We ate our sandwiches outside the church, amongst the dead of Rye. Probably all murder victims, but DI Rye had almost certainly caught their killers, or at least made a comforting hot loaf for the grieving family. Whilst drinking whisky. He also drinks rye whisky, didn’t I say? And raise his eyebrows (apparently RYE is text speak for raise your eyebrows). Oh wait, he has a partner called Barley. They don’t get on and have very different working methods, but they get the job done.

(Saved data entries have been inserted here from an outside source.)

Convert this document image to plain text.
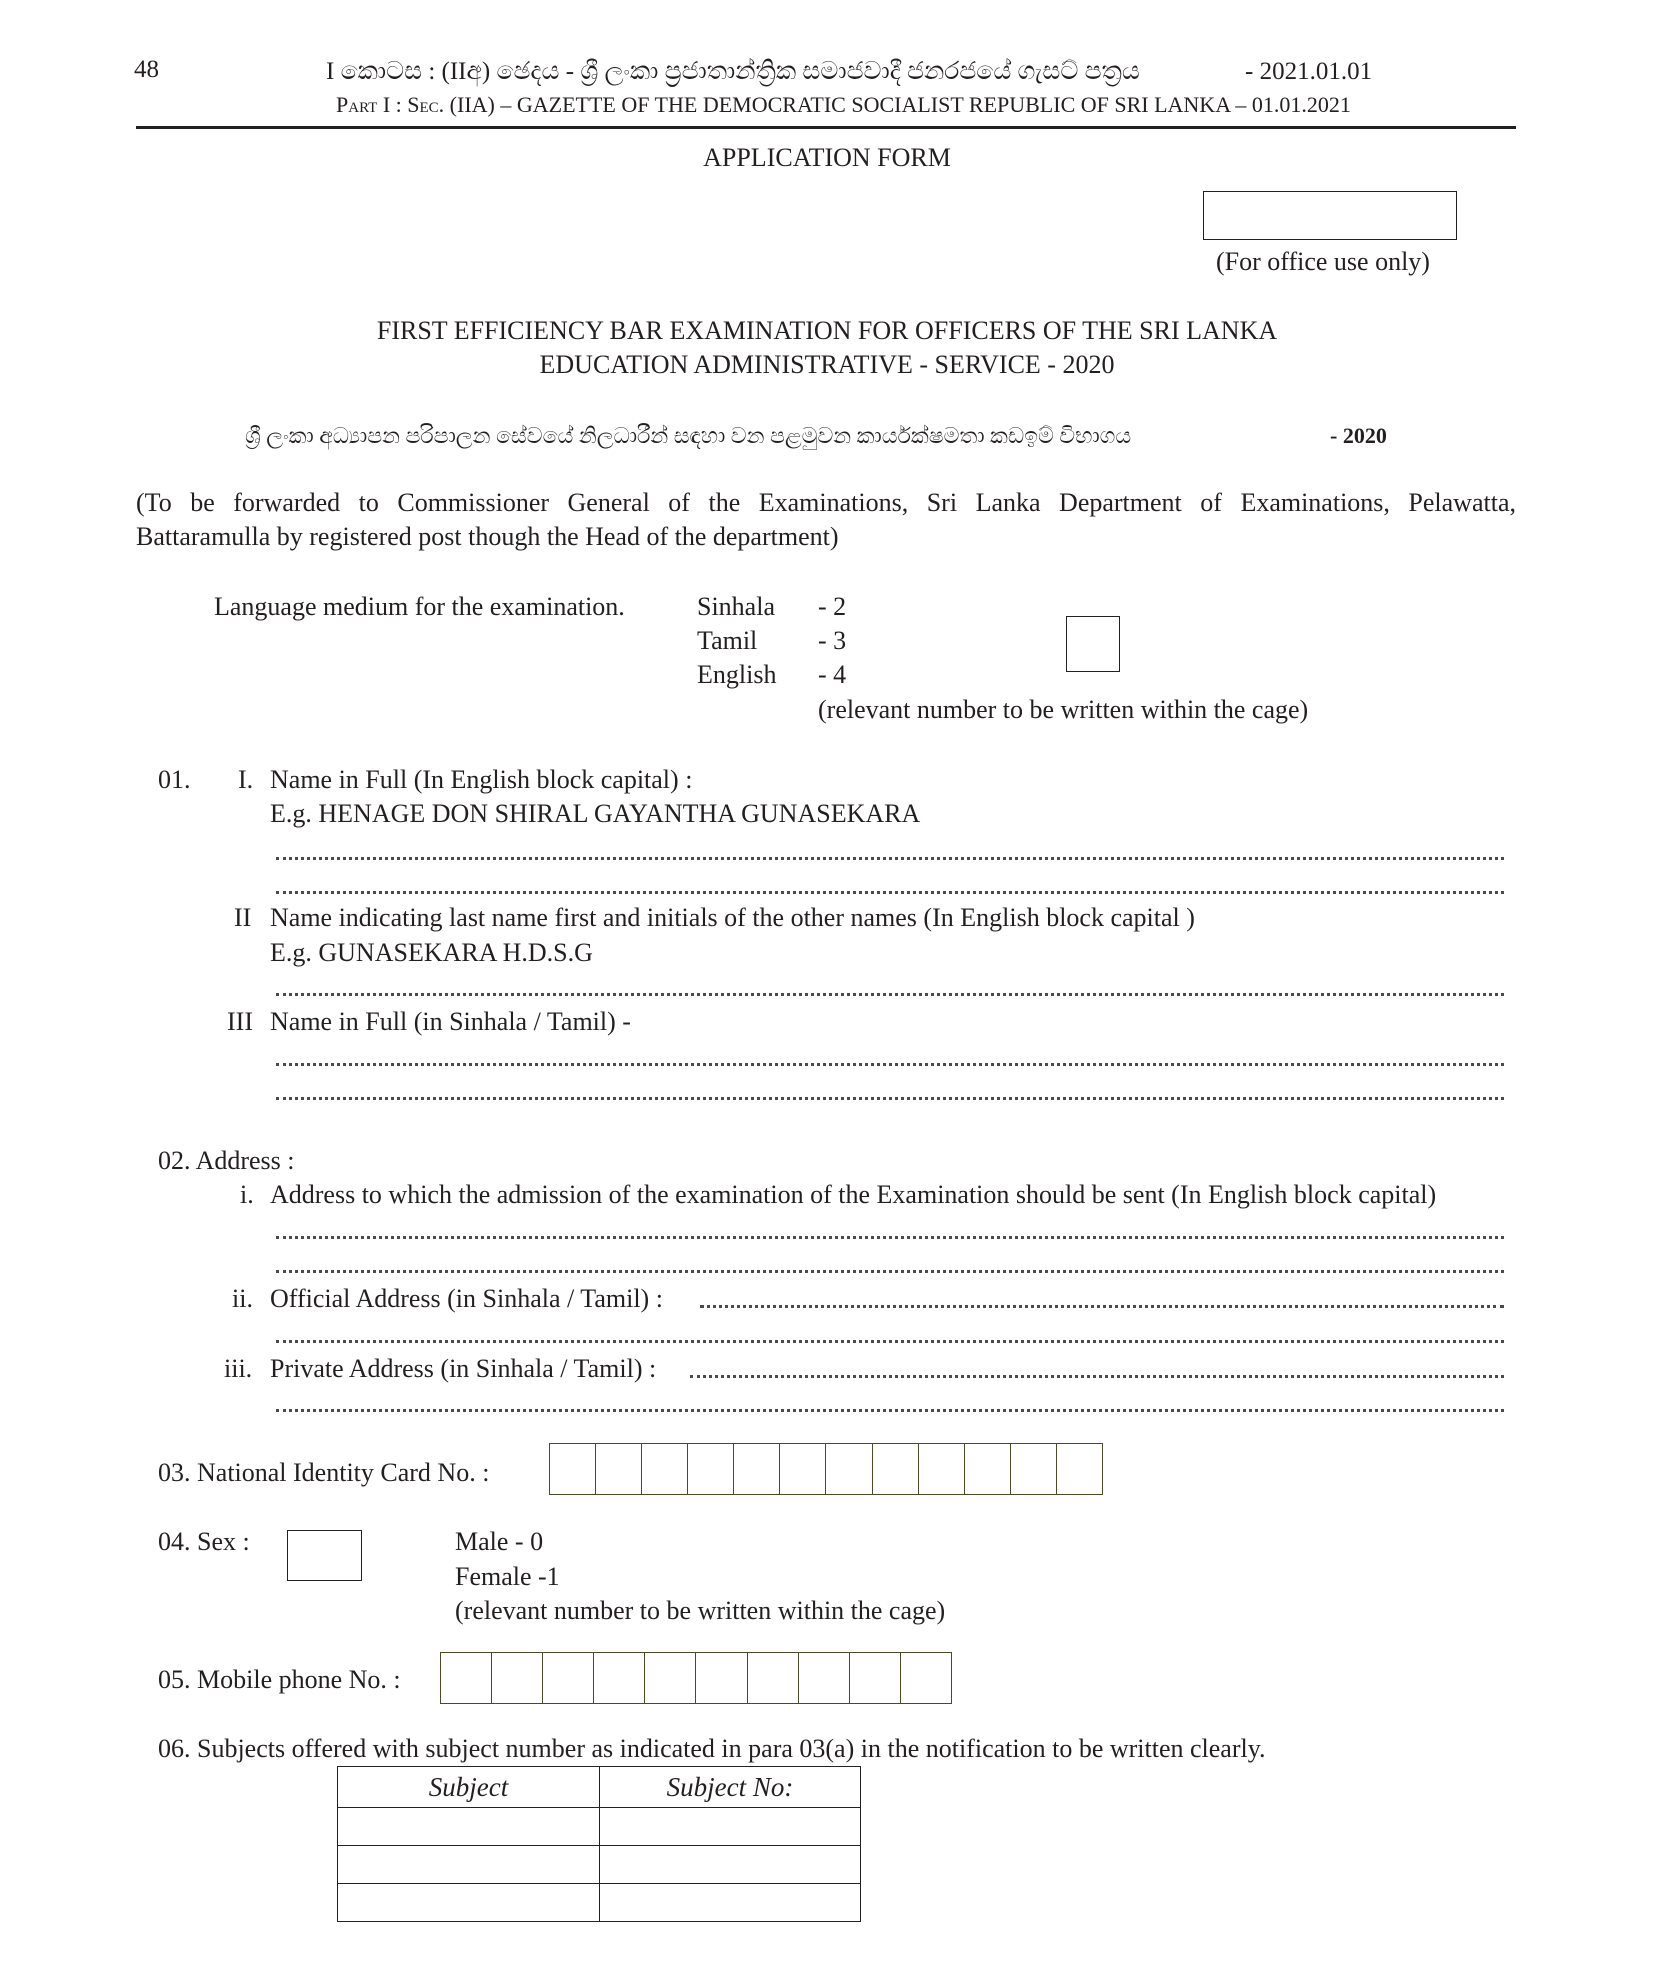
48	I කොටස : (IIඅ) ඡෙදය - ශ්‍රී ලංකා ප්‍රජාතාන්ත්‍රික සමාජවාදී ජනරජයේ ගැසට් පත්‍රය	- 2021.01.01
Part I : Sec. (IIA) – GAZETTE OF THE DEMOCRATIC SOCIALIST REPUBLIC OF SRI LANKA – 01.01.2021
APPLICATION FORM
(For office use only)
FIRST EFFICIENCY BAR EXAMINATION FOR OFFICERS OF THE SRI LANKA
EDUCATION ADMINISTRATIVE - SERVICE - 2020
ශ්‍රී ලංකා අධ්‍යාපන පරිපාලන සේවයේ නිලධාරීන් සඳහා වන පළමුවන කාර්යක්ෂමතා කඩඉම් විභාගය	- 2020
(To be forwarded to Commissioner General of the Examinations, Sri Lanka Department of Examinations, Pelawatta,
Battaramulla by registered post though the Head of the department)
Language medium for the examination.	Sinhala - 2
Tamil - 3
English - 4
(relevant number to be written within the cage)
01. I. Name in Full (In English block capital) :
E.g. HENAGE DON SHIRAL GAYANTHA GUNASEKARA
II Name indicating last name first and initials of the other names (In English block capital )
E.g. GUNASEKARA H.D.S.G
III Name in Full (in Sinhala / Tamil) -
02. Address :
i. Address to which the admission of the examination of the Examination should be sent (In English block capital)
ii. Official Address (in Sinhala / Tamil) :
iii. Private Address (in Sinhala / Tamil) :
03. National Identity Card No. :
04. Sex :	Male - 0
Female -1
(relevant number to be written within the cage)
05. Mobile phone No. :
06. Subjects offered with subject number as indicated in para 03(a) in the notification to be written clearly.
Subject	Subject No:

I wrote a short Edinburgh memory for the times a few days ago. It appeared in the paper today, though heavily edited and with some stuff I didn’t say thrown in.
Here’s what was printed
In 1988 I discovered the tiny baked-potato shop Tempting Tattie at the top of Jeffrey Street. I would always recommend it in interviews, but the owners never seemed to care. In 2009 I took my audience to the shop to see if we could break it. I arrived with 100 customers, who waited patiently for service, and the owner sort of found it funny, but, like a true Edinburgh citizen during the festival, was mainly angry he had to do all this extra work.
Here’s what I wrote
I’ve been coming to the Fringe since 1987 and I think it was in my second year I discovered the tiny baked potato shop “The Tempting Tattie” at the top of Jeffrey St. It’s huge and cheap potatoes kept me alive in the early days and it became a tradition to go back there at least once every year. I favoured the medium (huge) with orange Cheddar and Mango Chutney and hoped that one day that would be named “The Richard Herring”. Whenever a paper asked me for restaurant recommends over the next 25 years (as they did often) I would always say The Tempting Tattie, but the owners never seemed to know who I was. Eventually the grumpy but lovely owner realised who I was and said I could have free potatoes. It’s probably the main benefit I have accrued from all my years in showbiz, but I felt self-conscious about taking him up on it.
In 2009 after the lunchtime recording of the Collings and Herrin podcast, we encouraged our audience and podcast listeners to all descend on the shop at the same time to see if we could break it. It was just after lunch, when usually the owner would be winding things up. I arrived with the audience to find the queue already snaking down the hill. There must have been at least 100 customers in all and they waited patiently for service and for the owner to put in another batch of potatoes.
He sort of found it funny, but was mainly put out that he had to do all this extra work when he was about to get to a quiet time of the day. He pretended to head butt me. Even though I had brought him a day’s takings in one hour. It made it funnier that he was angry with me, but it was a beautiful thing to see.
Someone made a video.
I had that moustache for my stand up show.
I hardly ever got involved in Edinburgh happenings cos they usually happened late and I liked to go to bed. But 100+ nerds eating cheese and mango chutney baked potatoes provided by an annoyed man was a wonderful thing to make happen.
He never named the potato after me
Quite a different take there. When they were cutting out so much, why insert a bit that I didn’t actually write?
Some fun memories in the article nonetheless, though who knows how much they have been altered to reflect the journalists anti-Scottish agenda.